Belfast conference to hear call for male role models to speak out against gender-based violence

A Belfast conference is set to hear a call to encourage male leaders to speak out against all forms of gender-based abuse and violence.

US based educator Dr Jackson Katz (pictured) will be the keynote speaker at a gathering in the Long Gallery in Stormont on Tuesday organised by the Executive Office.

It will be the final part of a two-day series of engagements which includes events with key representatives from sports organisations and the education sector to look at their role in helping to promote a positive attitude towards women and girls.

Earlier this year a survey presented by the Women’s Resource and Development Agency found that more than 90% of women believe Northern Ireland has a problem with men’s violence against women and girls.

While the Stormont Assembly remains unable to function due to a political disagreement over the Northern Ireland Protocol, work remains ongoing to inform a strategy to tackle violence against women and girls.

It is aimed to have a draft framework for an Ending Violence Against Women and Girls Strategy by the end of 2022.

Dr Katz, a pioneer of the Bystander Approach to prevention, who has worked extensively with the NFL, and other professional sports leagues as well as all branches of the US Military, will address the event on Tuesday.

He will also address events in Dublin later this week.

In an interview with the PA news agency, he explained the approach as encouraging leaders to speak out to change society’s attitudes.

Dr Katz said he has been involved in activism since he was a 19-year-old university student in the early 1980s.

“Men’s violence against women is an enormous problem, and there was and is an obvious deficit of men’s leadership on this topic … as a young guy I was pretty confident and I was a very successful athlete, so I was not intimidated or worried that other men would ridicule me when I spoke out,” he said.

“When you have men assaulting and harassing women, it’s not about their individual pathology, they are individual actors who are acting out much broader social forces, and so how do you change those social forces – that became my life’s work.”

Dr Katz started the Mentors in Violence Prevention (MVP) programme at the North Eastern University in Boston.

It initially trained university male student athletes to speak out.
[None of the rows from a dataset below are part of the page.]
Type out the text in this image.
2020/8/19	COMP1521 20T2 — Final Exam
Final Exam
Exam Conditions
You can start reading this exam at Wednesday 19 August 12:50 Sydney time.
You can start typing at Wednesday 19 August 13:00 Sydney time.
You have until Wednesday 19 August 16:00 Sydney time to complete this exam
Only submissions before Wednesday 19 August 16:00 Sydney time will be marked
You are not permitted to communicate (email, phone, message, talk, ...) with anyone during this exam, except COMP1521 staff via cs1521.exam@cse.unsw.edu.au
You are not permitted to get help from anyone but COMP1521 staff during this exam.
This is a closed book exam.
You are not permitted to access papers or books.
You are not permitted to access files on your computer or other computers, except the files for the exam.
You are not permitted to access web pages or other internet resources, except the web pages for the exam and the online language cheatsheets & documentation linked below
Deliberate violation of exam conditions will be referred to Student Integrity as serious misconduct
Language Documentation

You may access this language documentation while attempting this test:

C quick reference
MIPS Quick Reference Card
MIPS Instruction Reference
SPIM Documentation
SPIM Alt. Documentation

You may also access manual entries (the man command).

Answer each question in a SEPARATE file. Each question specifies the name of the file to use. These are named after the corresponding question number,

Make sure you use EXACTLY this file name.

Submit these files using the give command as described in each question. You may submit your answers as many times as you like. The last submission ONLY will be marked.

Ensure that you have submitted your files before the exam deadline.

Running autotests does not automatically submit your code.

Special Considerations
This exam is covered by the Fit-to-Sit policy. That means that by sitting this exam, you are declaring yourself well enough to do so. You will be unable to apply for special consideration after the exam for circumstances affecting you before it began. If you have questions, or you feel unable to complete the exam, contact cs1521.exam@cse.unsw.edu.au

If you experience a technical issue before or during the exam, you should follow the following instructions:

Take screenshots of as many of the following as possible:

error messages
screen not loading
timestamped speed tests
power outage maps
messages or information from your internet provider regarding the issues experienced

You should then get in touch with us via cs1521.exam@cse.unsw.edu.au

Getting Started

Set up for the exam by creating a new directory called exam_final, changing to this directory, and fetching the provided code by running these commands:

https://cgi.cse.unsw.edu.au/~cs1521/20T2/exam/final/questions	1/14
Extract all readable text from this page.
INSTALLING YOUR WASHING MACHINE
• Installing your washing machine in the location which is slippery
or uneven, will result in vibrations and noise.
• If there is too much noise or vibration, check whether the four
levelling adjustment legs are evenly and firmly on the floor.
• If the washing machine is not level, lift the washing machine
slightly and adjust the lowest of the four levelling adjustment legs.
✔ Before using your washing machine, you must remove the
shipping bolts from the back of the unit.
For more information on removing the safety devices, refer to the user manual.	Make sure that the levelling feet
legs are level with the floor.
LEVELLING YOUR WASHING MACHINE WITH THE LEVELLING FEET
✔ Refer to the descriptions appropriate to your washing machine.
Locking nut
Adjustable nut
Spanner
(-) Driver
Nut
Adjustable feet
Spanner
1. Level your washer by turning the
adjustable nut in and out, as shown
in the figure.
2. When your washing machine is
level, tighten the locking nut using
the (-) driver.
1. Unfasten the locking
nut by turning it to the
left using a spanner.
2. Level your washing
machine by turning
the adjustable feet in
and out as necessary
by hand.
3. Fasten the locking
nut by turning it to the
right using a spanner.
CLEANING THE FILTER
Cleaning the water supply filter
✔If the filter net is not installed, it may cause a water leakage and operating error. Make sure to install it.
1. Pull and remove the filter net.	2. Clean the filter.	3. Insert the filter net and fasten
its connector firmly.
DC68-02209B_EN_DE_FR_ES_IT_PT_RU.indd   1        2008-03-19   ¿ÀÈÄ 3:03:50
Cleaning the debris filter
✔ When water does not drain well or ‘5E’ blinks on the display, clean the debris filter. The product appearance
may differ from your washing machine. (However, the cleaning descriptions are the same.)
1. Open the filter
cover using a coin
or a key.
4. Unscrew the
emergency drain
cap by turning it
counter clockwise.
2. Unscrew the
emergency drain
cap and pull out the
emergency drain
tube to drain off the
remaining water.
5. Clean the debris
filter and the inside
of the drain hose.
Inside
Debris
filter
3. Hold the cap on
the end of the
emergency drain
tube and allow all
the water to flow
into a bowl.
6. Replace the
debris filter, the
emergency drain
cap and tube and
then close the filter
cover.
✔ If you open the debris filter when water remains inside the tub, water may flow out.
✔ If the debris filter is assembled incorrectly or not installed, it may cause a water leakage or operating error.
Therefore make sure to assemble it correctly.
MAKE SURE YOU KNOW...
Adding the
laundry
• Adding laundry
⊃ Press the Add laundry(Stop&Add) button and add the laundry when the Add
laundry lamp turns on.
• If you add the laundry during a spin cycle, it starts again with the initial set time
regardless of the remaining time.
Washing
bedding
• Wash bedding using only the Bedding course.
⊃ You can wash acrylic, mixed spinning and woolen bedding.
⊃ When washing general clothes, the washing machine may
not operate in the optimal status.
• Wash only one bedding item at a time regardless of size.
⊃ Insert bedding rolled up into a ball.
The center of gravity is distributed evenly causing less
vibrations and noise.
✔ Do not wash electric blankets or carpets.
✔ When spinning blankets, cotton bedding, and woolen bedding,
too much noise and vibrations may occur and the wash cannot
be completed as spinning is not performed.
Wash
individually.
“My thinking was not that there was a problem in athletics, it was that we have this global problem of men’s violence against women and we need more men who are willing to speak up,” he said.

“I thought if we get men who already have some status in their peer culture like athletes, if we get them to speak up, it would open up space beyond the athletic culture and make it more acceptable for men and young men to talk about this stuff and to engage and support women’s efforts.”

He said the MVP programme became the biggest programme of its kind in university sport and then in professional sport in the US, before moving into the US military.

“In the 1970s and 1980s, when people did what they called sexual assault prevention, most of it was focused on women and girls.

“They called it prevention but really it was risk reduction where women and girls were taught things like not to put their drink down at a party, have a buddy system or have a man’s voice on the voicemail,” he said.

“All that is still to this day taught to girls and young women, and it’s good advice but it’s not prevention, it is risk reduction.

“Back then when men were focused on it was almost always as perpetrators or potential perpetrators … the problem with that is most men don’t see themselves that way and they deny it and say it’s not their issue … and so a lot of men tuned it out.

“It’s about how you conduct yourself 24/7 in a way that makes it clear to people around you that you’re not going to go along with sexist or misogynist behaviour on a whole continuum ranging from sexist comments and jokes when there are no women present to actual acts of violent right in front of you.

“The Bystander Approach is about everybody else in a given peer culture thinking about some that they can constructively challenge or interrupt abusive behaviour, support people who are the targets of that behaviour and to the extent that they have any influence in helping to set the tone in that group where abusive behaviour is completely socially unacceptable, not because it’s illegal or against the policies of the organisation but because it’s the peer culture itself is saying this is not acceptable, and the person who challenges the abusive behaviour is a strong person and acting on the best values of the group.

“We badly need more men and young men with the courage and the strength and the self confidence to speak up and to challenge their friends, teammates, classmates, colleagues and co-workers when they see other guys not treating women with respect and dignity, which is a complete reframe of the existing dynamic.”